Marijuana Legalization And Use: What We Know and Do Not Know
Laws and norms about marijuana are shifting rapidly. Starting with medical use legalization several years ago, laws have now been passed or are being considered in many states, including Maine, to decriminalize possession and use. Will that be a good thing for the public health of Vienna and Mt. Vernon?
At the risk of sounding like an old fuddy duddy, I have reservations; my greatest is the likely impact on youth. We know they already use marijuana commonly (50% have tried it by 12th grade), and that use will likely increase if it is more available, even if use by minors is prohibited. There will be more around. Several case-controlled studies over the last decade indicate permanent cognitive damage to users under 18, even after they grow up and stop smoking weed. The permanent deficits are in executive function, memory, and reaction times. Those deficits are measurably worse than those in non-users. And many studies of chronic users show functional and anatomical brain scan changes in the hippocampus and frontal lobes, just those areas still maturing in teenagers. And there are a worrisome number of case reports of marijuana use acutely inducing a first episode of schizophrenia in teens. However, overall schizophrenia prevalence in users is no higher than in non-users, so it may be just that the disease is triggered in young adults already predisposed to develop it?

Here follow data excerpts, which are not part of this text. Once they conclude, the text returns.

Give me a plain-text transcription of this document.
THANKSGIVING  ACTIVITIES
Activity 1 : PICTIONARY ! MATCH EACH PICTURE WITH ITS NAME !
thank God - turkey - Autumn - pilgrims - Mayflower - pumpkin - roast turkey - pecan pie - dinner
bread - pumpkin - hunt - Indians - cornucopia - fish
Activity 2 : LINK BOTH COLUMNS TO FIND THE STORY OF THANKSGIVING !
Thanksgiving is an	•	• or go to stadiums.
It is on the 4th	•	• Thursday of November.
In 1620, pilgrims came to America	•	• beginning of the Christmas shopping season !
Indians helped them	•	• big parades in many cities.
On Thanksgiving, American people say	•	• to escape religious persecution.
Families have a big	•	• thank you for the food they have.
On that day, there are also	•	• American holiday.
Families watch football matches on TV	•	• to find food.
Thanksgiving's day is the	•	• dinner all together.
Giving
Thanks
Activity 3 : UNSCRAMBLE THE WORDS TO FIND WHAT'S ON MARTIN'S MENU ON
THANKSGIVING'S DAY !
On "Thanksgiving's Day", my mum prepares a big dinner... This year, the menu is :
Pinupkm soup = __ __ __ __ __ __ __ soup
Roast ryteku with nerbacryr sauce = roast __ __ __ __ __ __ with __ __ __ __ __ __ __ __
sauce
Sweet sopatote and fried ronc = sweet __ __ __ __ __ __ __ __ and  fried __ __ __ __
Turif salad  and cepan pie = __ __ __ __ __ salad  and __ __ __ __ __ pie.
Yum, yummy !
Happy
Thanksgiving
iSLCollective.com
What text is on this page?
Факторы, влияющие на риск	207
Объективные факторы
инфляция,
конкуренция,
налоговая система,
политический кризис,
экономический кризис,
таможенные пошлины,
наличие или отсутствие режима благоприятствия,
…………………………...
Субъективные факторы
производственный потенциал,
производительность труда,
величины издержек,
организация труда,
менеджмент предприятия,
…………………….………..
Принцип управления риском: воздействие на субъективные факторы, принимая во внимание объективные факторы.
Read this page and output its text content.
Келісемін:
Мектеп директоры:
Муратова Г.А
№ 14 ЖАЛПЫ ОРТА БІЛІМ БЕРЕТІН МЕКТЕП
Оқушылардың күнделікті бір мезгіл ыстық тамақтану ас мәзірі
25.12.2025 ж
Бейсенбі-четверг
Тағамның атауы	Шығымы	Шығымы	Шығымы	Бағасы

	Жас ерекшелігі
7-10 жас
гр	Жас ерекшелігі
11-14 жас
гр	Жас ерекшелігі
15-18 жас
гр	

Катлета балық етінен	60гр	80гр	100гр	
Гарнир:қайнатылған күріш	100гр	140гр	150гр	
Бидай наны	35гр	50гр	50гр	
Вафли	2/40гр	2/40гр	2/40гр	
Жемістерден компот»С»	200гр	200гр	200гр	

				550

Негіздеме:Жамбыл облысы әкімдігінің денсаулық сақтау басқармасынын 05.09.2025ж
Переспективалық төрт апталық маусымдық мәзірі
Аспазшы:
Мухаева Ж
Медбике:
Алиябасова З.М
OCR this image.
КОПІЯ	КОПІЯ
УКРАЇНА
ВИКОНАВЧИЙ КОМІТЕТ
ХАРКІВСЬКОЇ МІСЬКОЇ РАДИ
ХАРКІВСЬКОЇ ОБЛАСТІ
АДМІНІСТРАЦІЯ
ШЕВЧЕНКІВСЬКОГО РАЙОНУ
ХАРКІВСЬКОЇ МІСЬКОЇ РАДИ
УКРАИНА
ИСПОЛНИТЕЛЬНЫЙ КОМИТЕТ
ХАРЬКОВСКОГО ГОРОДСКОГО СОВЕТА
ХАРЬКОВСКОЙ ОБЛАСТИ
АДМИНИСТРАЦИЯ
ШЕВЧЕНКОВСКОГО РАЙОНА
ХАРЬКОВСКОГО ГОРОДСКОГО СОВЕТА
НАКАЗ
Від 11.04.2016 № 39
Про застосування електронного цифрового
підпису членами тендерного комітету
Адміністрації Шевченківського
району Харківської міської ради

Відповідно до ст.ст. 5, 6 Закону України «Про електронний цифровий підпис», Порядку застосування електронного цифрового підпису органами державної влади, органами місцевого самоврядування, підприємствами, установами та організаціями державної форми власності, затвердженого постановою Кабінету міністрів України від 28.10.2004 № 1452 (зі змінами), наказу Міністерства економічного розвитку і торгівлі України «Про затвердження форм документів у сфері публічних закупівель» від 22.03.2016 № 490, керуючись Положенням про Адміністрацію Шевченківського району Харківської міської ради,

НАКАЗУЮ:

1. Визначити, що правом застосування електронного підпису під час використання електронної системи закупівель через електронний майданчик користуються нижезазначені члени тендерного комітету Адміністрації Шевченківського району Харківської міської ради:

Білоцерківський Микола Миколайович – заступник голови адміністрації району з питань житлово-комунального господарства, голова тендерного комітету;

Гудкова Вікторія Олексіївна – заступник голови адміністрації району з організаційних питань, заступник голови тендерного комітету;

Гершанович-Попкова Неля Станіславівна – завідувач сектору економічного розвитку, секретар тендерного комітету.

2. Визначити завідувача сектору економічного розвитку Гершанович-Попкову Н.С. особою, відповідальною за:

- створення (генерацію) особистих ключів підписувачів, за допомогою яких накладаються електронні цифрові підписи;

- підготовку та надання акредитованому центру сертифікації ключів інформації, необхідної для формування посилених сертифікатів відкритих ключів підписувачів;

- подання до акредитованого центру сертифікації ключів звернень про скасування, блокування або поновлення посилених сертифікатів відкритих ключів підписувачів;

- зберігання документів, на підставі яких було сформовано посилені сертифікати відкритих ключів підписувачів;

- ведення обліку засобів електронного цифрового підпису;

I also have concerns about the potential bad effects of smoking the marijuana. Because that delivery method is so quick and effective, it is unlikely users will ever prefer to ingest it, let alone use suppositories. We know tobacco smoking clearly kills people at least 10 years prematurely from chronic bronchitis/emphysema, heart disease and cancers. It cannot be good to inhale hemp smoke either, as Dennis Keschl pointed out at the mid-February Mt. Vernon Community Center open meeting with local legislators. What little research we now have suggests there is less damage and risk in smoking marijuana than tobacco. But I’d like more research; it took 40-50 years for the grim data on cigarette smoking to become clear. I also suspect that smoking dope increases the likelihood that a person will also continue or take up tobacco smoking.
As the chairman of the Bureau of Motor Vehicles Medical Advisory Committee, I’m also concerned about marijuana-related driving crashes in all age groups. Acute intoxication clearly impairs reaction times and distance judgments. Unlike alcohol however, marijuana tends to slow driving speeds and recklessness down, so crash rates are a tenth as frequent as in alcohol drunk drivers, but still about twice those of sober drivers. Unfortunately we don’t have good screening tests for police to use in the field and there is no consensus about what constitutes an intoxicating blood level of tetra-hydro-cannabinol, the measurable marijuana psychoactive component. So identifying dangerous marijuana intoxication is going to become an increasing public health issue that needs work now.
Assertions that marijuana is a “gateway” drug to narcotic and other illicit drug use are reassuringly unsupported by the medical literature. But the published research on the drug is still pretty meager, reflecting, for the most part, the total Federal prohibition. Scientific investigators can’t get standardized doses to study; plants and their various parts vary greatly in the cannabinoid concentrations. Most of the reports available now are only case control studies. But one large 40-year study from New Zealand is a continuous study of 1000 children (a cohort) born in the 1970s who were tested for IQ and other cognitive skills throughout the study period. However, even with a cohort study, we can’t be sure that those who use marijuana aren’t doing so to self-treat a learning disorder or because of a particular behavioral trait. In other words, the study may still suffer from selection bias because participants decide themselves if they choose to use marijuana. We need a lot more research ASAP!
So I favor legalization, control, and standardization. We would never let a pharmaceutical drug go to market with so many unknowns and potential risks. Medically marijuana has its uses; I’ve always encouraged my patients on chemotherapy to try it for their nausea. But the current environment in which it is only available legally with a doctor’s prescription, results in recreational users pressuring clinicians to prescribe it for questionable symptoms, a waste of everyone’s time. If it hurts teens, we need to know that and develop more effective ways to prevent their using it. The current prohibition system is not working well to protect the potentially most vulnerable or to encourage further research in the many other areas of possible unintended consequences. We need more research and data fast, and that’s most likely to happen in a controlled legalization.